Like Becc, I was extremely idealistic. I’d grown up in a household that subscribed to two daily papers, and I worshipped reporters like Nellie Bly and Edward R. Murrow, so it was hard for me to see veteran reporters getting laid off, to watch some sites blurring the line between news and advertising, and to hear that journalism was no longer a profession that required skills or standards—that anyone with a keyboard and an internet connection could do it.

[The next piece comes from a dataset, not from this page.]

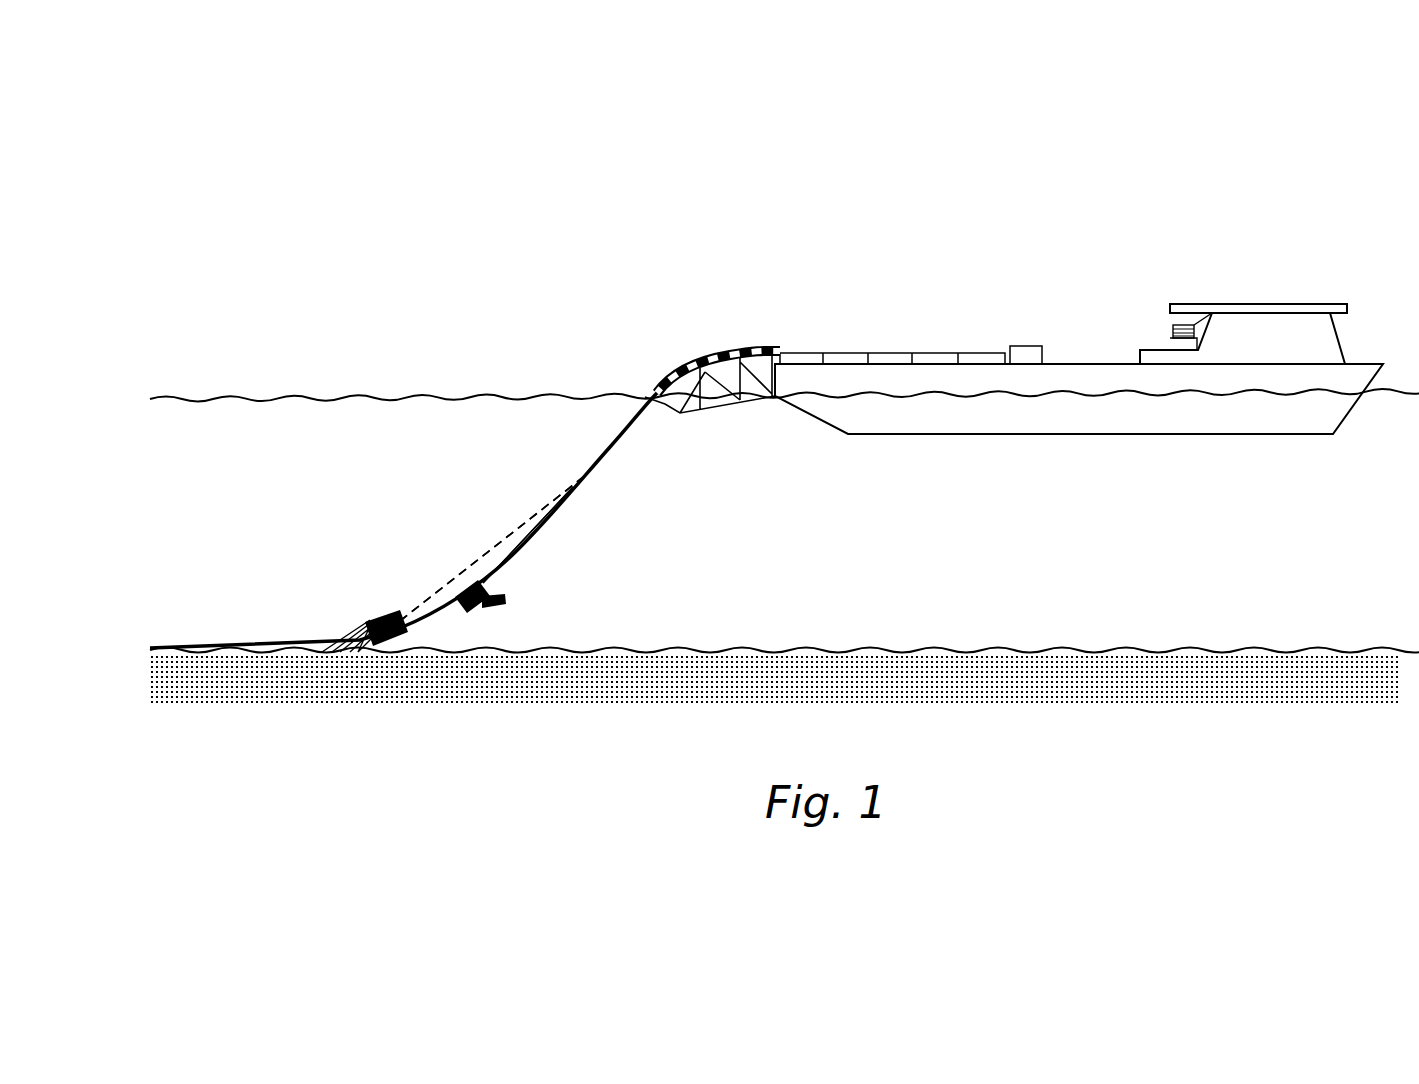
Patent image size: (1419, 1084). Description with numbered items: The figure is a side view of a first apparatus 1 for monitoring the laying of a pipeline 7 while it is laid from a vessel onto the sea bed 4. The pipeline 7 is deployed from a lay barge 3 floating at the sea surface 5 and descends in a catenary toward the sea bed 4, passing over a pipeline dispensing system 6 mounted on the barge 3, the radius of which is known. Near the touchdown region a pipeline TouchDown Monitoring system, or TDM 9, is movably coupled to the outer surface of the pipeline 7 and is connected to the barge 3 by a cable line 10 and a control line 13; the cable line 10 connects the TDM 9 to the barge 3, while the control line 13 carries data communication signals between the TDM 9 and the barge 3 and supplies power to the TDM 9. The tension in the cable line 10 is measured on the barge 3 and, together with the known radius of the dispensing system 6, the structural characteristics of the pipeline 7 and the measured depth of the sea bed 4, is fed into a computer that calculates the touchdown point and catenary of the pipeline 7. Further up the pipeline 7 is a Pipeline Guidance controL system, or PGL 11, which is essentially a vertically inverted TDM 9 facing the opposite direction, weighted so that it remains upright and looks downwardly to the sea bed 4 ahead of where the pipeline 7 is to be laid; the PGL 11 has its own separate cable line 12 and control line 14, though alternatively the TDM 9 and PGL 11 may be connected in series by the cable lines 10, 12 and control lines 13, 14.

Journalists aren’t perfect, but when I see people today wearing T-shirts that say Rope. Tree. Journalist. Some Assembly Required, I want to ask them, Without reporters, would you know that smoking causes cancer? Would you know about Watergate? If your city council member was taking kickbacks? Certain politicians have vilified the media and weaponized the public’s desire for simple, entertaining stories because, without the media to check them, they can lie with impunity.
But I remain an idealist. I see journalists doing extraordinary work—risking their lives and fighting to get the truth out there because it matters. And I think that Summer Hours is ultimately a hopeful novel, because Becc devotes her life to di
gging up facts that would otherwise remain hidden. She’s still got that respect for the truth inside her.
Why did you include so many movie references in the novel?
They’re Eric’s verbal tic and I’m as obsessed with movies as he is! The ’90s movies give some texture to the story because they bring us back to that era.
But on a deeper level, movies give us a taste of other lives, so Becc and Eric escape into films when reality disappoints them.
Were Francine’s “activities” during the 1950s based on true events in any way?
The 1950s Communist blacklist is obviously real, and blacklisted screenwriters like Dalton Trumbo and Norma Barzman continued secretly working in the film industry via pseudonyms, fronts, or sympathetic producers. But the idea of someone systematically inserting secret messages into blacklisted writers’ films via telltale props is fictional—at least as far as I know. I’d love to find out otherwise.
Francine is such a steely, wise character. She’d be part of the resistance no matter her age.
To me, her youthful actions are a form of graffiti that resembled the Feline Collective’s. They both protest injustice and try to get the truth out via unconventional means.
Why did you choose to include a plot that touches on sexism and sexual harassment?
I wrote much of the book during the genesis of the #MeToo movement, but the Feline Collective was part of the plot for years before that. When I was in college we all read feminist zines, so it felt natural for Serra to be part of an underground feminist network. Feminism certainly became a bigger part of my characters’ world as #MeToo took off and I grappled with the chauvinism and harassment I’d experienced throughout my life—like so many women are doing right now.
While Cal seems like a good guy and he and Becc are both adults when they get together, Becc ultimately learns he’s not an ally. He laughs off Derrek Schwinn’s behavior. That “boys’ club” behavior, subtle and unconscious as it may be, is insidious. And I thought it was realistic that Cal would “sail away” while Becc would have to deal with the consequences of their affair for decades.